How do I do the copy if the deep and sea directories don't exist under bbb so that the copy both creates the directories that are needed and copies the file?

Right now I get
No such file or directory as deep and sea don't exist.

I looked thru the man help pages and other questions but nothing jumps out at me.

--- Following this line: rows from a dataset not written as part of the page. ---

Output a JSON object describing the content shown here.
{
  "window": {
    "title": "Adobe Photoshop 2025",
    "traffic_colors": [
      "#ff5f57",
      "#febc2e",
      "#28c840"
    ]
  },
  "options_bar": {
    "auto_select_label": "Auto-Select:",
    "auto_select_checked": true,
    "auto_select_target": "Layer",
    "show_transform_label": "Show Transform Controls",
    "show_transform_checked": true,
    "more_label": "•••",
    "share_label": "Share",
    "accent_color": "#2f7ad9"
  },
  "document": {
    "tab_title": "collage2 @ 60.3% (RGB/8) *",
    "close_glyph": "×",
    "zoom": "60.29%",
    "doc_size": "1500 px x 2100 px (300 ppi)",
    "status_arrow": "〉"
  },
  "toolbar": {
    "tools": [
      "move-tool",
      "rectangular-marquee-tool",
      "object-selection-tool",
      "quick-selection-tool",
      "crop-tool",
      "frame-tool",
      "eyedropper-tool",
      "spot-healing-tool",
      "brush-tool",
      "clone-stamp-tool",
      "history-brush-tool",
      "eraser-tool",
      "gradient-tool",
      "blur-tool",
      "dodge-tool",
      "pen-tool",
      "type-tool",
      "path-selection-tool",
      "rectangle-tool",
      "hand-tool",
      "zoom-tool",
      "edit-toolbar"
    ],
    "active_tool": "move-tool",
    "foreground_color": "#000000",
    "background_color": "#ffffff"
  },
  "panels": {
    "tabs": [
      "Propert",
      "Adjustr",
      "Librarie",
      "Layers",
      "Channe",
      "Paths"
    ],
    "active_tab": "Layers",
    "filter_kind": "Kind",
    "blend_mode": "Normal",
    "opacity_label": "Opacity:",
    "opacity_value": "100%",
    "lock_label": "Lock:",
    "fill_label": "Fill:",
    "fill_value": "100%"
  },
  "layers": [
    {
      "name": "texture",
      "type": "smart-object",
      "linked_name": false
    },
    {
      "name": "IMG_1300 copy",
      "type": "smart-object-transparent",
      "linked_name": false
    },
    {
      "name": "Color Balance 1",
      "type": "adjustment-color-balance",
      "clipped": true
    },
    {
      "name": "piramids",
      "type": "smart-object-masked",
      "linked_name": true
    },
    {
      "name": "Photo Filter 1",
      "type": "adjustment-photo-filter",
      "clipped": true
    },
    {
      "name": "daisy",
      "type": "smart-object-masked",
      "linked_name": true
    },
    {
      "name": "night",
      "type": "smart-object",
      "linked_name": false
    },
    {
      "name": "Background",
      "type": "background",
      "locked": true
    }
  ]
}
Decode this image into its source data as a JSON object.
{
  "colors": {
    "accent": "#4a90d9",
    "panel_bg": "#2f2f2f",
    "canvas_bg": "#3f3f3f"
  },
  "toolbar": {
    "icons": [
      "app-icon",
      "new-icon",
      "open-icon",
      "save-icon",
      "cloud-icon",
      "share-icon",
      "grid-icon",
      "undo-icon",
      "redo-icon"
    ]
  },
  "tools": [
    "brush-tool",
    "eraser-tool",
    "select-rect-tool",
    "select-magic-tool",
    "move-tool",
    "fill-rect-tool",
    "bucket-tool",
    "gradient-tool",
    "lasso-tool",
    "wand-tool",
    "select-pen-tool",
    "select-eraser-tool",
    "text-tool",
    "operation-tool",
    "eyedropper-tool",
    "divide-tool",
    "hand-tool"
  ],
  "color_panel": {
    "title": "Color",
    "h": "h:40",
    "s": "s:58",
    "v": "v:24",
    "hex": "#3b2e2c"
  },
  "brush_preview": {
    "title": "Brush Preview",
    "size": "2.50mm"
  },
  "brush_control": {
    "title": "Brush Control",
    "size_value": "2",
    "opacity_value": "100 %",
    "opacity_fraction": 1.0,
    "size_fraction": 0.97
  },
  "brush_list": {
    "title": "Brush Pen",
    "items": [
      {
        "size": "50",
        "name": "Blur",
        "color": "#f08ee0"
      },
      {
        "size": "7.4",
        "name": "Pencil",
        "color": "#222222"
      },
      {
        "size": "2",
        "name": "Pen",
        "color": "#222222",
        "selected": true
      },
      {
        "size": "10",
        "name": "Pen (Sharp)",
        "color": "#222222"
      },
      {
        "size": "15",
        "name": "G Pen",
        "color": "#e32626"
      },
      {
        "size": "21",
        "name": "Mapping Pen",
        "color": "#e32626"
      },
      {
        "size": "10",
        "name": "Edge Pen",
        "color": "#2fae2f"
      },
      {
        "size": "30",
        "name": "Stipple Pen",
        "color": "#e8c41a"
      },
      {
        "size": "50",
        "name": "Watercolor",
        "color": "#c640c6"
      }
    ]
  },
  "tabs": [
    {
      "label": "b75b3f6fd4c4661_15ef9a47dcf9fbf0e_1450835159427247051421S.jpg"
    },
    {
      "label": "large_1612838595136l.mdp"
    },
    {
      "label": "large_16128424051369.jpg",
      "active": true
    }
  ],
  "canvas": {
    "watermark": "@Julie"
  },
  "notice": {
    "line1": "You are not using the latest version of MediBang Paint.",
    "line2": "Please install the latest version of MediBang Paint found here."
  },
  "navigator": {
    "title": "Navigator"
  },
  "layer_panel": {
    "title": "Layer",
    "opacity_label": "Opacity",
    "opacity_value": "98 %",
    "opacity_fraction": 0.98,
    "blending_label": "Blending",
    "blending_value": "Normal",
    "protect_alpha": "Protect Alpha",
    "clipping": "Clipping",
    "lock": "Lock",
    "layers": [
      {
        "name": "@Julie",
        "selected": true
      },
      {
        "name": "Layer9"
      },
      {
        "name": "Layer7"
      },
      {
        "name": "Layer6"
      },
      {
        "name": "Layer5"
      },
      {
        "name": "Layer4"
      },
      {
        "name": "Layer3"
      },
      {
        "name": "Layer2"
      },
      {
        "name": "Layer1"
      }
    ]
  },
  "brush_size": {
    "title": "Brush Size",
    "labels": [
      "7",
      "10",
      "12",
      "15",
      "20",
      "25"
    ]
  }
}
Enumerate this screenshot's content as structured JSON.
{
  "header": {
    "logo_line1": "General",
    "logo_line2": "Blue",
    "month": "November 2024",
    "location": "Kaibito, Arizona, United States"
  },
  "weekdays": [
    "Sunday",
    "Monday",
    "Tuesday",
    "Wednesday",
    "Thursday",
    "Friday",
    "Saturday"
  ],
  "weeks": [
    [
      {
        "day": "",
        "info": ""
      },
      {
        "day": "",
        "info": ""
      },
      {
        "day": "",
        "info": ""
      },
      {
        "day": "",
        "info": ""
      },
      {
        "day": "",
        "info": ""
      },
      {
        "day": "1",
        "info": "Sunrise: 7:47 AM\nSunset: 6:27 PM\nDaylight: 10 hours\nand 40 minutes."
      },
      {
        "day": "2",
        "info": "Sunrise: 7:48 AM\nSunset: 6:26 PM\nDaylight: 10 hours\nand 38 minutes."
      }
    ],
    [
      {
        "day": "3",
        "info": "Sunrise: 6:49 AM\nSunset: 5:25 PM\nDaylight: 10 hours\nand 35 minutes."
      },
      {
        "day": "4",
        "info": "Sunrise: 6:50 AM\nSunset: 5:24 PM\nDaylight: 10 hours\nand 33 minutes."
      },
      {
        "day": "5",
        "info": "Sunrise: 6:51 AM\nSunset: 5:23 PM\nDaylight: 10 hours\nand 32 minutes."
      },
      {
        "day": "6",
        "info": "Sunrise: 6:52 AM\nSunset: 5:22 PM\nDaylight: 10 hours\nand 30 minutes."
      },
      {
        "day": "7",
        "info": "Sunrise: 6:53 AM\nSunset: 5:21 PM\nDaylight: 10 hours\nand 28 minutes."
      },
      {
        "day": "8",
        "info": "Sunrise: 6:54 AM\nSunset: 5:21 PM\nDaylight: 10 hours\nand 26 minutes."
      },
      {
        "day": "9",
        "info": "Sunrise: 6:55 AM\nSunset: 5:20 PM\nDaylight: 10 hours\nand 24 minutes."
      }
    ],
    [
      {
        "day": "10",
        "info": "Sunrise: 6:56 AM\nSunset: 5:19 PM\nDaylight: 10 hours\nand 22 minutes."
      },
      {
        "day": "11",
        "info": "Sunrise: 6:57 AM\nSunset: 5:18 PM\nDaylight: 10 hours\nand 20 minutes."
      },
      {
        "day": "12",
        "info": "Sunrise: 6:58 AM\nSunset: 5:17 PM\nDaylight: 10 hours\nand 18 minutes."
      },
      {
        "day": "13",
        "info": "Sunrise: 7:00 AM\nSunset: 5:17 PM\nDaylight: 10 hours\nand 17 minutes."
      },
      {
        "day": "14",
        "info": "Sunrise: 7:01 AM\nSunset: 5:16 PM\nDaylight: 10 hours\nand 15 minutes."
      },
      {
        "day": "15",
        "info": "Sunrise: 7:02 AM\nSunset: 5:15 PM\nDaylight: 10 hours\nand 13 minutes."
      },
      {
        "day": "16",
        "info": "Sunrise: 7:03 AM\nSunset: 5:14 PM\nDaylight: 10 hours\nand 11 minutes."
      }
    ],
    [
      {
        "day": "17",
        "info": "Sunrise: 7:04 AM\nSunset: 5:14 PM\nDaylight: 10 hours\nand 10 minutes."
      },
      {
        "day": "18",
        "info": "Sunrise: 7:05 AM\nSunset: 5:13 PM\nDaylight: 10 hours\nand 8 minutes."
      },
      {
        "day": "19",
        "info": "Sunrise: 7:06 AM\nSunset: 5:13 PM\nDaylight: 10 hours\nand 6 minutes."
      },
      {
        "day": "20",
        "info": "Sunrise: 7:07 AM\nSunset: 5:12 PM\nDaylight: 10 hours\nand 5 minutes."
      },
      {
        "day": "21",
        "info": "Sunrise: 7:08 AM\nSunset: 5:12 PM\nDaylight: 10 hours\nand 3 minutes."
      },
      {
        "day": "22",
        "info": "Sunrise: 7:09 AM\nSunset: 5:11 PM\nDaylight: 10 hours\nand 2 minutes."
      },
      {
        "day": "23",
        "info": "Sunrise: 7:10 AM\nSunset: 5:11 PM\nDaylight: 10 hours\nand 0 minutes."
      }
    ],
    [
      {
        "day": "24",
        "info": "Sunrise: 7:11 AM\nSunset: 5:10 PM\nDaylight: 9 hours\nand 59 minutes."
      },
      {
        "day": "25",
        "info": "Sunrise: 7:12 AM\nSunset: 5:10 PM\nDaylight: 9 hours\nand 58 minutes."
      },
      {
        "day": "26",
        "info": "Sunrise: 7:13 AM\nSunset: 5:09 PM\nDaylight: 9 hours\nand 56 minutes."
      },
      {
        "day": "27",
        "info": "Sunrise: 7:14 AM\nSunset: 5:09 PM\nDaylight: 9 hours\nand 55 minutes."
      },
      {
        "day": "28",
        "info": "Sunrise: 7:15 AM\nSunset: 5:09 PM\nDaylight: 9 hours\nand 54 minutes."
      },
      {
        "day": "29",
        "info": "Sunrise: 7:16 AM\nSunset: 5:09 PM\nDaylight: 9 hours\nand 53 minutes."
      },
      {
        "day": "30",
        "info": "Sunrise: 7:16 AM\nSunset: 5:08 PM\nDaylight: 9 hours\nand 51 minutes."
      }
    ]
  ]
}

The closest I've got is using rcp for the directory:

rcp -r aaa/deep/sea/ bbb/deep/sea/

though this copies the whole directory and contents and I just want the one file. Trying to do that however gave cp: cannot create regular file bbb/deep/sea/blob.psd' such file or directory

20

Try to use such next function for such situation:

copy_wdir() { mkdir -p -- "$(dirname -- "$2")" && cp -- "$1" "$2" ; }

and use it as

copy_wdir aaa/deep/sea/blob.psd bbb/deep/sea/blob.psd

By the way, GNU cp has a --parents option. It's really close to what you want, but not exactly.
It will also create aaa directory that seems you don't need. However you can first cd to aaa and copy like:

cd aaa && cp --parents deep/sea/blob.psd ../bbb/
26

It's easy using the install program from the coreutils that is typically used for this very purpose by build systems like automake:

install -D /path/to/source /path/to/destination

Note that install creates all parts of the path just like mkdir -p does, see man install. I'm curious why you didn't include why you want to do that. Calling mkdir and cp is very easy.

  • 2
    I think there are a lot of good answers on this question, but this one gets my vote as it's the most portable. The rsync answer will only create 1 directory, and pax doesn't seem to be common. – Patrick May 6 '14 at 19:48
  • Use -d instead of -D on a Mac. – Matt M. Nov 14 '16 at 23:01
  • note that this command creates the destination files with 755 (rwxr-xr-x) permissions, which is probably not desired. you can specify something else with the -m switch, but I could not find a way to just keep the file permissions :( – törzsmókus Jan 9 at 19:19
7

With standard (POSIX/Unix) commands, you've got:

pax -rws ':^:dest/dir/:' file .
  • 1
    Interesting. I'd never heard of pax before. Though I like its concept. Unfortunately even though it's in POSIX, it seems very few distros install it by default :-( – Patrick May 6 '14 at 19:41
  • @Patrick - if you skip all the way to the end of info tar - somewhere around the portability concerns section - i think youll find that GNU tar claims to be fully pax compatible. I did anyway, though i have never yet got around to putting those claims to a test. – mikeserv Oct 9 '14 at 6:01
6

I'm not aware of a way of doing it using cp, but it's certainly possible using rsync:

$ rsync sourcefile dir/

where dir is a directory that does not have to exist. There are lots of other ways of achieving the same using other commands.

  • 3
    You need rsync -R to preserve the directory heirarchy – glenn jackman May 6 '14 at 19:59
  • @glennjackman Indeed, 'proper' use of rsync needs more options, but the question was simply about creating a non-existent target directory, hence my brief answer :) – mjturner May 6 '14 at 20:10
  • 1
    At least the GNU cp has the --parents option. – peterph May 6 '14 at 20:45
  • 2
    @peterph Indeed, but then you're restricted in the naming of the target directory – mjturner May 7 '14 at 7:49
5
cd aaa
pax -rw deep/sea/blob.psd ../bbb

If you don't have pax (it's mandated by POSIX, as a standard replacement of cpio and tar which had too many incompatibilities to standardize), use cpio -p or tar -cf - … | tar -xf - instead.